Commissioners have announced the next steps with an independent evaluation of the UK’s farm assurance schemes.

The UK Farm Assurance Review, jointly set up by the National Farmers’ Union (NFU) and the Agriculture and Horticulture Development Board (AHDB), along with NFU Cymru, the Ulster Farmers’ Union (UFU) and NFU Scotland, will focus on “repurposing UK farm assurance for a post-Brexit world”.

Dr David Llewellyn, lead commissioner and former vice-chancellor of Harper Adams University, will work with three independent commissioners. The commissioners are James Withers, past CEO of Scotland Food and Drink; Mark Suthern, the chair of trustees for the Farming Community Network; and a fourth commissioner whose appointment is in progress.

The commissioners have set the project’s areas for investigation, developed an engagement plan and established a timeline to “ensure decisive outcomes for the industry”.

The project will include:

  • An assessment of best practice
  • Consideration of how methods of assurance can provide value to primary producers in a fast-changing environment
  • Consideration of how methods of assurance can provide an evaluation of the relationship between assurance and regulation.

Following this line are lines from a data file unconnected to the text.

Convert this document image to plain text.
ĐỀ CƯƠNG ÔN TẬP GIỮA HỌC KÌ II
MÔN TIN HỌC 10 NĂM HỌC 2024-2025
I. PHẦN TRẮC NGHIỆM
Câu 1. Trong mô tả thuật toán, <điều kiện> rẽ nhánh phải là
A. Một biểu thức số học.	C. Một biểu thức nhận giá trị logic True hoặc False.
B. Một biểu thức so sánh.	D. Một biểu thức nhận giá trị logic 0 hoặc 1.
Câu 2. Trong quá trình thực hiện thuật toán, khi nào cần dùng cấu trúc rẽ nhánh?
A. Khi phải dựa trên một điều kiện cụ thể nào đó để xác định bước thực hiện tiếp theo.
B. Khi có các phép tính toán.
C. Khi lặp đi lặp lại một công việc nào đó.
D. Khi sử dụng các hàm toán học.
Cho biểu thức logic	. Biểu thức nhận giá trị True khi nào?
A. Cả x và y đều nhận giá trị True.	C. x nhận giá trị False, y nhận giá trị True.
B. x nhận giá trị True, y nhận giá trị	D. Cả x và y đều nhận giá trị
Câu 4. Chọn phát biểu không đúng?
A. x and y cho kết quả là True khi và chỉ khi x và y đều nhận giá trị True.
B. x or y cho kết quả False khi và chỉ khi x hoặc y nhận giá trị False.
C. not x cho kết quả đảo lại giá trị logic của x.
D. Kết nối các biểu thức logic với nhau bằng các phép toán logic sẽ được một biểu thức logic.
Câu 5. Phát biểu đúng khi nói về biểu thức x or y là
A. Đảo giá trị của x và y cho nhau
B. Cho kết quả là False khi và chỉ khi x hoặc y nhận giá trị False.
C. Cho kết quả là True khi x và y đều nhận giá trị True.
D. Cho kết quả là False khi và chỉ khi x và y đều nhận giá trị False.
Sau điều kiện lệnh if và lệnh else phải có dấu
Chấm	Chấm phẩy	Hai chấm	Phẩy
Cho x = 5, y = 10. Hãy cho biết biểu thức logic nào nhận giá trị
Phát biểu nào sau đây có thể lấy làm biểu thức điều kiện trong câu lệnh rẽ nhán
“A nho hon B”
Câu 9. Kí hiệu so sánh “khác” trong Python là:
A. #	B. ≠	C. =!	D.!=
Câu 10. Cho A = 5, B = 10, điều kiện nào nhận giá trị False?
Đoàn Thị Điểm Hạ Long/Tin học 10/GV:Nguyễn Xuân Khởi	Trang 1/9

Emphasising a requirement for comprehensiveness and openness, Llewellyn said: “The programme of work, which will cover seven distinct stages, will be aimed at letting anyone, or any organisation, that wants to share their views on this important subject be able to do that, regardless of where they sit in the supply chain.

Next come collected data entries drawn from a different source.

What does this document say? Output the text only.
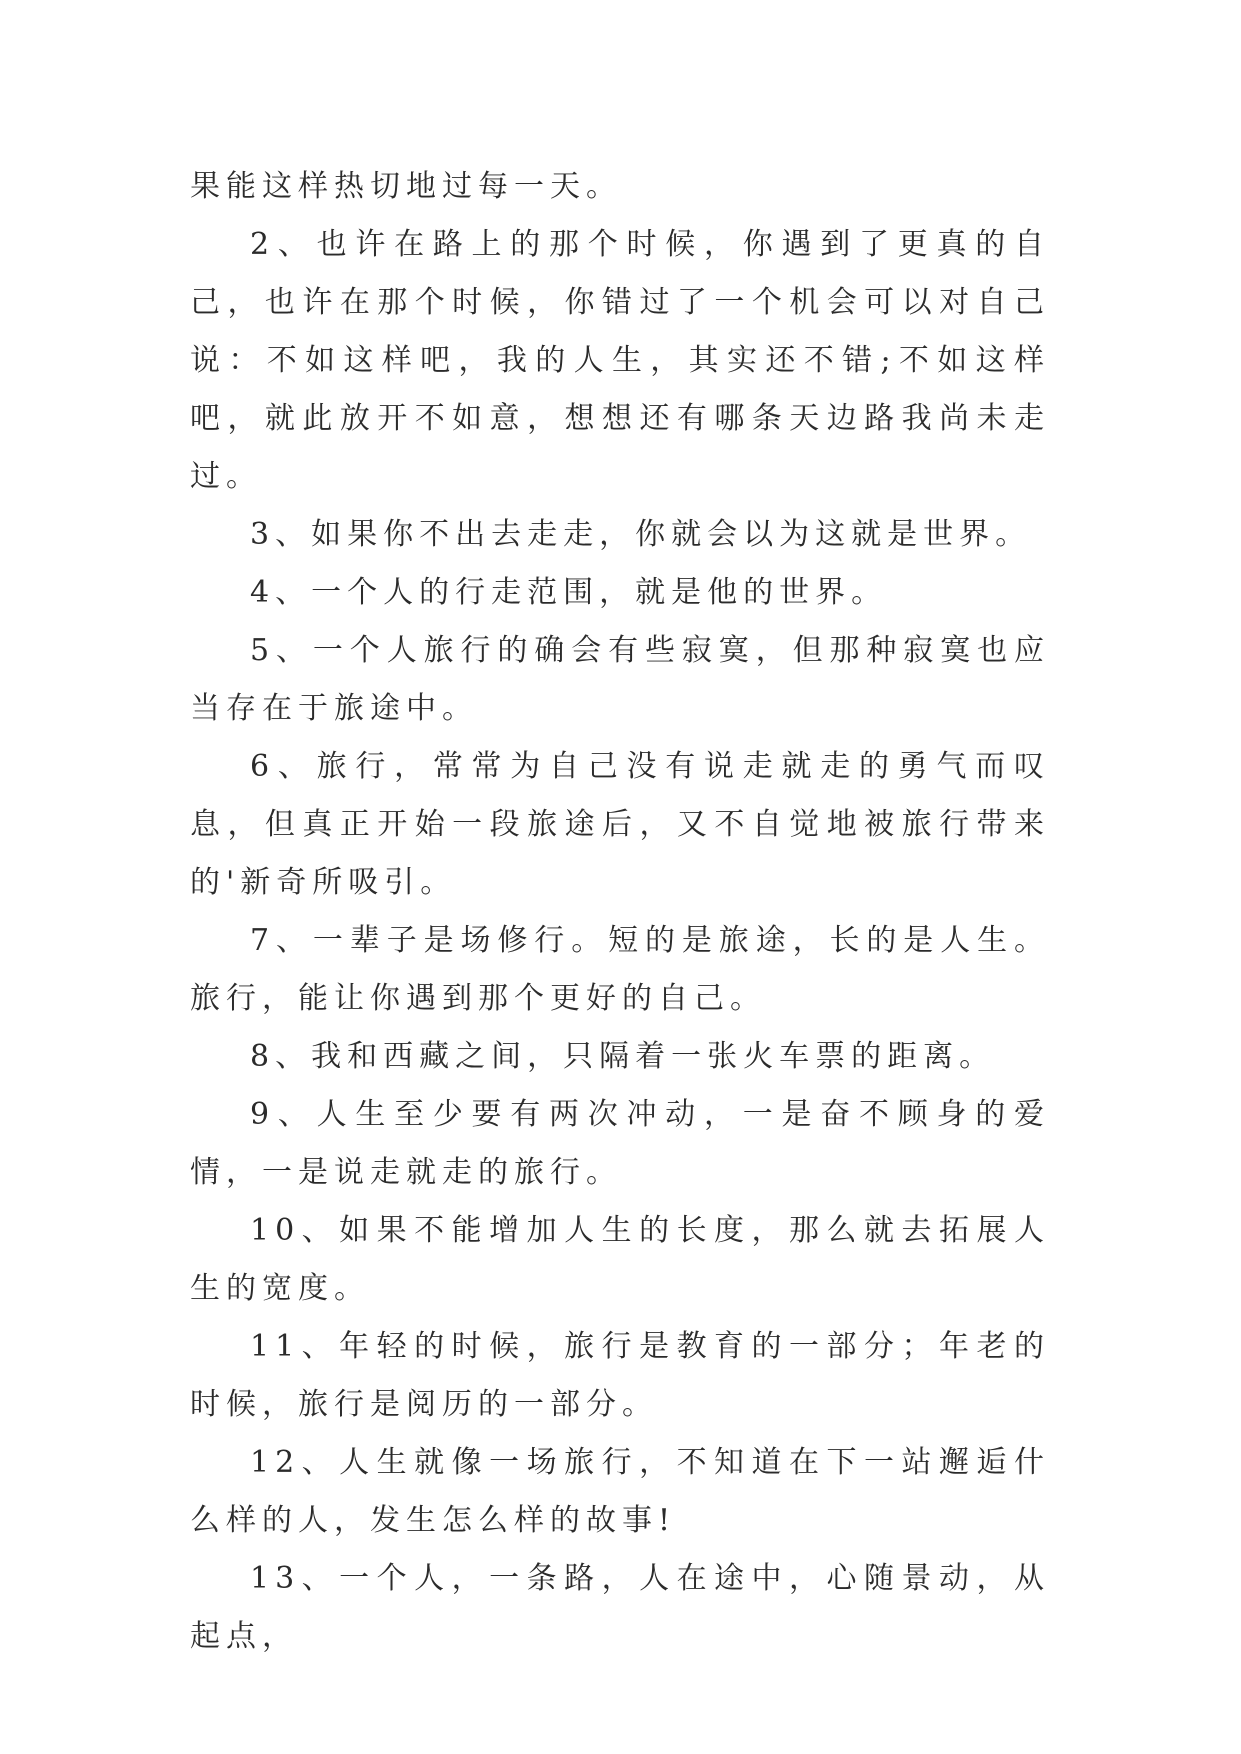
果能这样热切地过每一天。

2、也许在路上的那个时候，你遇到了更真的自己，也许在那个时候，你错过了一个机会可以对自己说：不如这样吧，我的人生，其实还不错;不如这样吧，就此放开不如意，想想还有哪条天边路我尚未走过。

3、如果你不出去走走，你就会以为这就是世界。

4、一个人的行走范围，就是他的世界。

5、一个人旅行的确会有些寂寞，但那种寂寞也应当存在于旅途中。

6、旅行，常常为自己没有说走就走的勇气而叹息，但真正开始一段旅途后，又不自觉地被旅行带来的'新奇所吸引。

7、一辈子是场修行。短的是旅途，长的是人生。旅行，能让你遇到那个更好的自己。

8、我和西藏之间，只隔着一张火车票的距离。

9、人生至少要有两次冲动，一是奋不顾身的爱情，一是说走就走的旅行。

10、如果不能增加人生的长度，那么就去拓展人生的宽度。

11、年轻的时候，旅行是教育的一部分；年老的时候，旅行是阅历的一部分。

12、人生就像一场旅行，不知道在下一站邂逅什么样的人，发生怎么样的故事!

13、一个人，一条路，人在途中，心随景动，从起点，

“The commissioners welcome this engagement. We expect to involve farmers and farmer organisations, policy makers, food processors, retailers and consumer groups, as well as relevant trade associations and representative bodies. The work will go on until the end of the year, and periodic updates on progress will be issued to the farming and food community.

“We will be seeking contributions to the Review, over the next few months, via an online survey, submissions of evidence from representative bodies and, where required, interviews and online focus group discussions. We want to ensure that we understand what works, and what doesn’t work, with assurance systems, so as to recommend ways in which the operating environment for the farming industry can be improved.”